The family from the blindsided came and talked to us last night. The dad owns 68 taco bells. You would have been so inspired
mary just dropped the yahtzee dice in her wine. and shes throwin em like shes on a craps table.
hahahaha slap the bag.
My vag has a bald spot. That is so middle aged. Is this my midlife crisis?
She clicked her fingers, said "here boy!", and pointed at her vagina.
He walks in. We each have a tiki torch. We say, the tribe has spoken. We put his out and then stab him with it.
Great news! In less than 2 hours, I'm ripping your underwear off with my teeth!

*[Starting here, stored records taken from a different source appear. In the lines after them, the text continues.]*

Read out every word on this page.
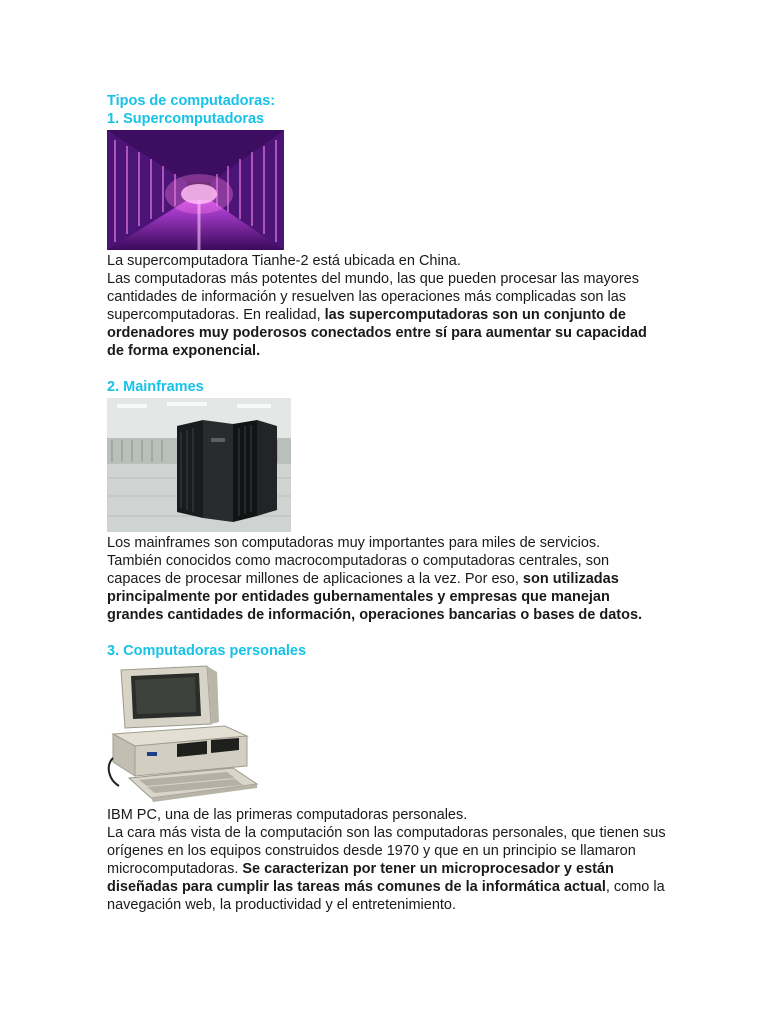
Tipos de computadoras:

1. Supercomputadoras

La supercomputadora Tianhe-2 está ubicada en China.

Las computadoras más potentes del mundo, las que pueden procesar las mayores cantidades de información y resuelven las operaciones más complicadas son las supercomputadoras. En realidad, las supercomputadoras son un conjunto de ordenadores muy poderosos conectados entre sí para aumentar su capacidad de forma exponencial.

2. Mainframes

Los mainframes son computadoras muy importantes para miles de servicios.

También conocidos como macrocomputadoras o computadoras centrales, son capaces de procesar millones de aplicaciones a la vez. Por eso, son utilizadas principalmente por entidades gubernamentales y empresas que manejan grandes cantidades de información, operaciones bancarias o bases de datos.

3. Computadoras personales

IBM PC, una de las primeras computadoras personales.

La cara más vista de la computación son las computadoras personales, que tienen sus orígenes en los equipos construidos desde 1970 y que en un principio se llamaron microcomputadoras. Se caracterizan por tener un microprocesador y están diseñadas para cumplir las tareas más comunes de la informática actual, como la navegación web, la productividad y el entretenimiento.
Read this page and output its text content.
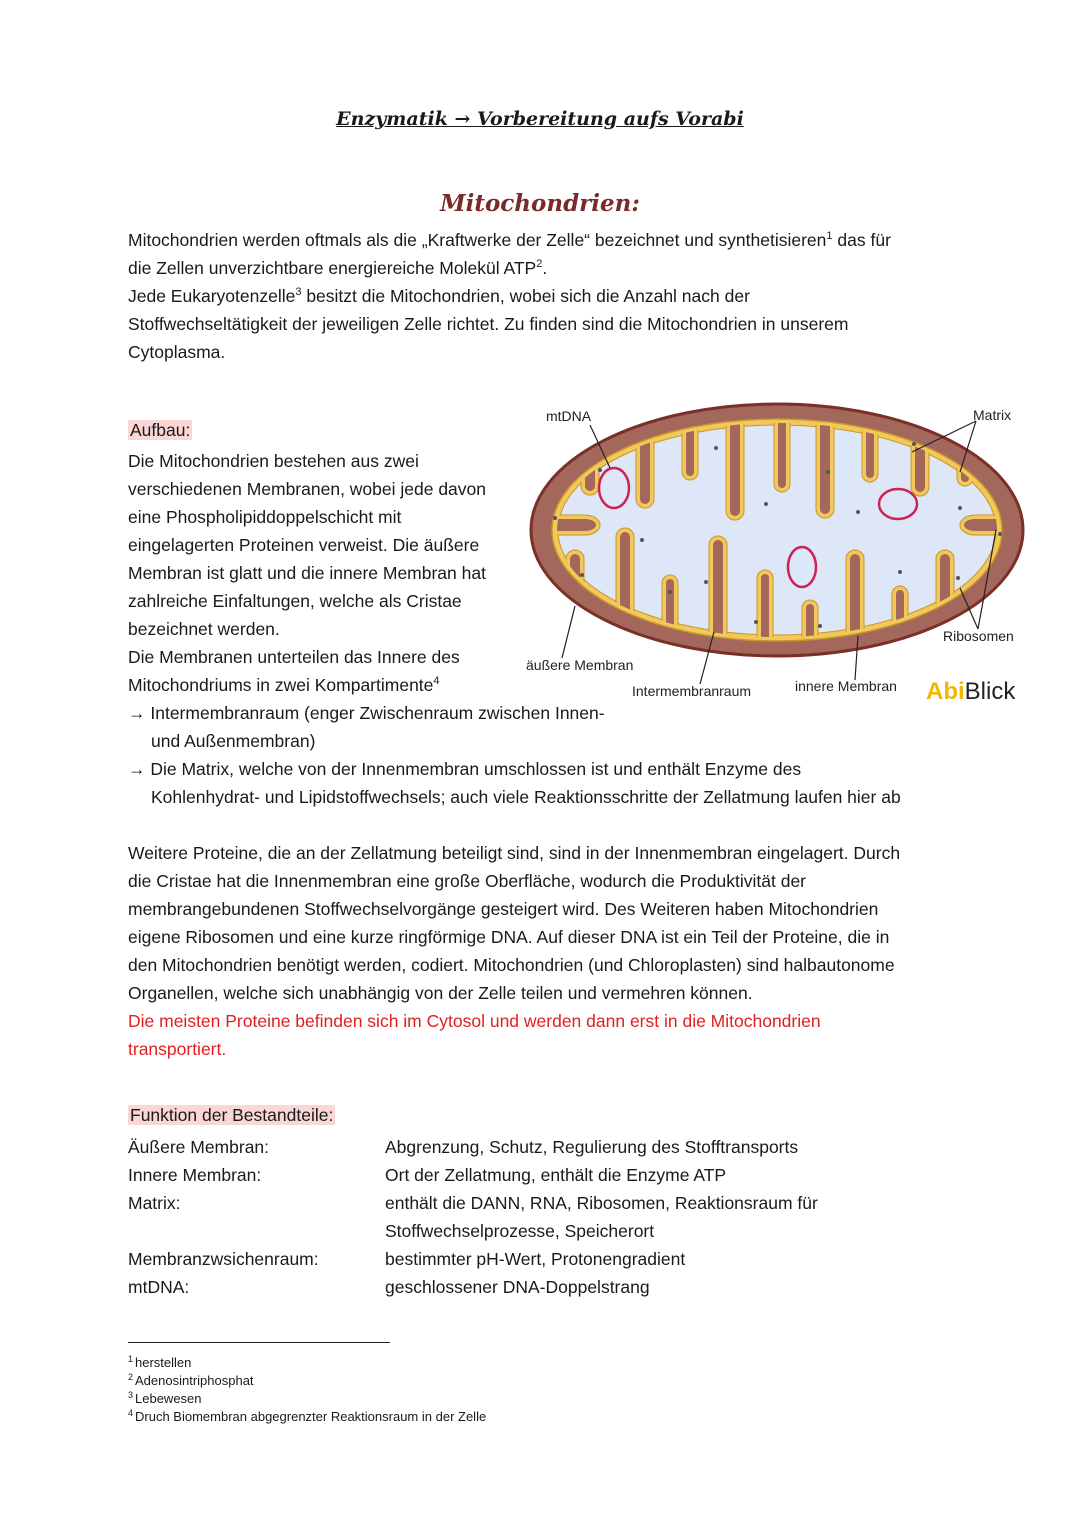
Enzymatik → Vorbereitung aufs Vorabi
Mitochondrien:
Mitochondrien werden oftmals als die „Kraftwerke der Zelle“ bezeichnet und synthetisieren$^1$ das für
die Zellen unverzichtbare energiereiche Molekül ATP$^2$.
Jede Eukaryotenzelle$^3$ besitzt die Mitochondrien, wobei sich die Anzahl nach der
Stoffwechseltätigkeit der jeweiligen Zelle richtet. Zu finden sind die Mitochondrien in unserem
Cytoplasma.
Aufbau:
Die Mitochondrien bestehen aus zwei
verschiedenen Membranen, wobei jede davon
eine Phospholipiddoppelschicht mit
eingelagerten Proteinen verweist. Die äußere
Membran ist glatt und die innere Membran hat
zahlreiche Einfaltungen, welche als Cristae
bezeichnet werden.
Die Membranen unterteilen das Innere des
Mitochondriums in zwei Kompartimente$^4$
→ Intermembranraum (enger Zwischenraum zwischen Innen-
und Außenmembran)
→ Die Matrix, welche von der Innenmembran umschlossen ist und enthält Enzyme des
Kohlenhydrat- und Lipidstoffwechsels; auch viele Reaktionsschritte der Zellatmung laufen hier ab
mtDNA	Matrix
Ribosomen
äußere Membran
Intermembranraum	innere Membran AbiBlick
Weitere Proteine, die an der Zellatmung beteiligt sind, sind in der Innenmembran eingelagert. Durch
die Cristae hat die Innenmembran eine große Oberfläche, wodurch die Produktivität der
membrangebundenen Stoffwechselvorgänge gesteigert wird. Des Weiteren haben Mitochondrien
eigene Ribosomen und eine kurze ringförmige DNA. Auf dieser DNA ist ein Teil der Proteine, die in
den Mitochondrien benötigt werden, codiert. Mitochondrien (und Chloroplasten) sind halbautonome
Organellen, welche sich unabhängig von der Zelle teilen und vermehren können.
Die meisten Proteine befinden sich im Cytosol und werden dann erst in die Mitochondrien
transportiert.
Funktion der Bestandteile:
Äußere Membran:	Abgrenzung, Schutz, Regulierung des Stofftransports
Innere Membran:	Ort der Zellatmung, enthält die Enzyme ATP
Matrix:	enthält die DANN, RNA, Ribosomen, Reaktionsraum für
Stoffwechselprozesse, Speicherort
Membranzwsichenraum:	bestimmter pH-Wert, Protonengradient
mtDNA:	geschlossener DNA-Doppelstrang
$^1$ herstellen
$^2$ Adenosintriphosphat
$^3$ Lebewesen
$^4$ Druch Biomembran abgegrenzter Reaktionsraum in der Zelle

You ran down the alley towards a stranger screaming "you took my beer".... Then proceeded to run into a garage, fall down, and scream about how your shirt makes you look fat.
That's the 3rd time in 6 months I woke up on the hallway floor using a towel as a blanket, no clue how I got there. At least back when I was still drinking I could blame something other than myself for that kind of shit.
You should go to AA meetings and warn people about the dangers of sobriety.
You grabbed your house keys, threw them at the door and asked, "did it open?"
I wish there was a morning after pill for dominoes.
Dicks are not precious.
I just took a condom out of my purse and opened it in front of my entire family because I thought it was a wetnap. Way too hungover for family brunch.